Like now for example.
“Hey, little brother,” Brody quips, slinging his arm around my shoulders.
At exactly eighteen months older than me to the day, Brody and Brendan aren’t that much bigger than me, but they are stronger. His arm feels like it weighs a ton, and it only gets heavier when he leans in further.
I know one day I’ll be bigger than them - my dad says I’m already growing like a weed - but for now, I have to bide my time and take what they dish out until the day comes that I can kick their asses for messing with me all the time.
“You know Brendan’s her favorite, right?” Brody snickers.
“No, he’s not. I am,” I state fervently.
As often as they do this, I know I shouldn’t bite because it only makes things worse, but I can’t help it. After all, I’m not known for keeping my temper reigned in.
“Sure he is. Look at how she’s all cuddled up to him. One day, Lani’s gonna see the light and they’ll get together. Just you wait and see,” he chuckles before jogging back toward the house.
He’s lucky he ran because mark my words, Lani is mine and God help anyone who says otherwise when I big enough to defend my claim.
Chapter Three
Blake
I’ve promised it a thousand time and thought about it a million more, but so help me, this time I’m gonna follow through. Lani’s ass is mine when I get a hold of her.
“Take a deep breath, brother, and remember that you love her before you kill her,” Brendan tries to reason with me.

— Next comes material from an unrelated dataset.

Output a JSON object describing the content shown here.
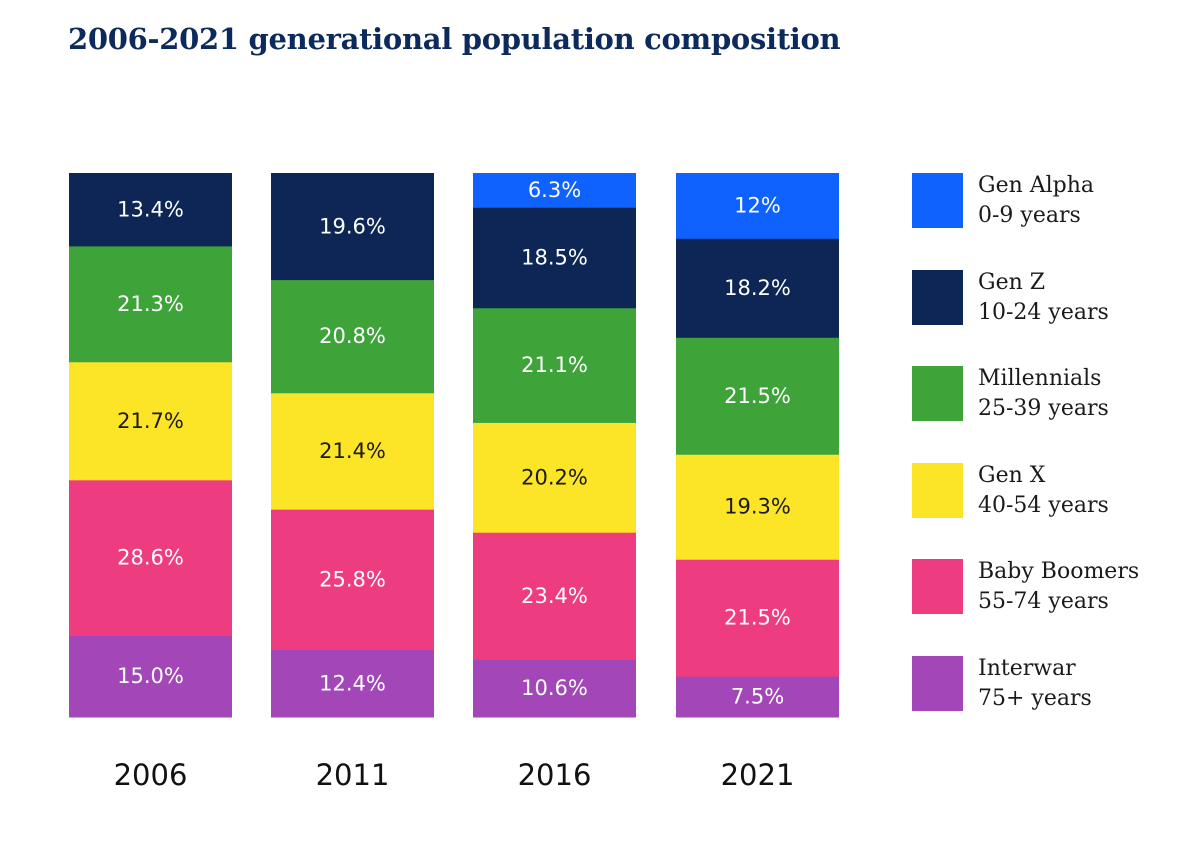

I know he’s right. Fuck, do I know it, but that does nothing to abate the rage simmering just below the deep-seated lust and unconditional love I have for the demon from hell.
My baby.
She actually defaced m
y precious baby.
Part of me can’t believe it, but the other part can’t quite get past how proud I am of Lani for coming up with such brutal retribution. Sure, I’ve been teaching Lani for years how to hit people where it hurts because payback’s a bitch and all that, but I didn’t think she’d ever use all that knowledge against me.
In hindsight, I should’ve seen it coming. I sort of deserved some sort of retaliation after the clusterfuck today turned into. But my baby being vandalized? No, that was a step too far.
“Motherfucker,” I curse as I try to no avail to scrub another layer of powder-blue paint off the driver's side door.
“You’re a dumbass,” Brendan huffs, sliding to the ground beside me. With his arms crossed over his chest, he adds, “What’d you think she’d do after all the shit you put her through today? Lani’s not the smile and nod or cry and hide type, bro.”
“Yeah, no shit,” I mutter, foregoing my paint removal detail for now.
Tomorrow, I promise myself. Tomorrow, I’ll spend all day giving my baby the attention she deserves and putting her to rights.
My 1970 cherry-red Dodge Challenger was literally a piece of shit when I found her rusting away in the back of a salvage yard two years ago. She may have only cost me nine-hundred dollars to buy, but it took two years and every cent I’ve earned working for my old man during that time to restore her to the beauty she was before Lani got her hands on her today.
To say, Betty - yes, I named my baby - is my pride and joy would be an understatement. There is only one thing that means more to me, but right now, she’s dead to me so I choose to focus on the one woman in my life that’s never done me wrong, aside from my Mom.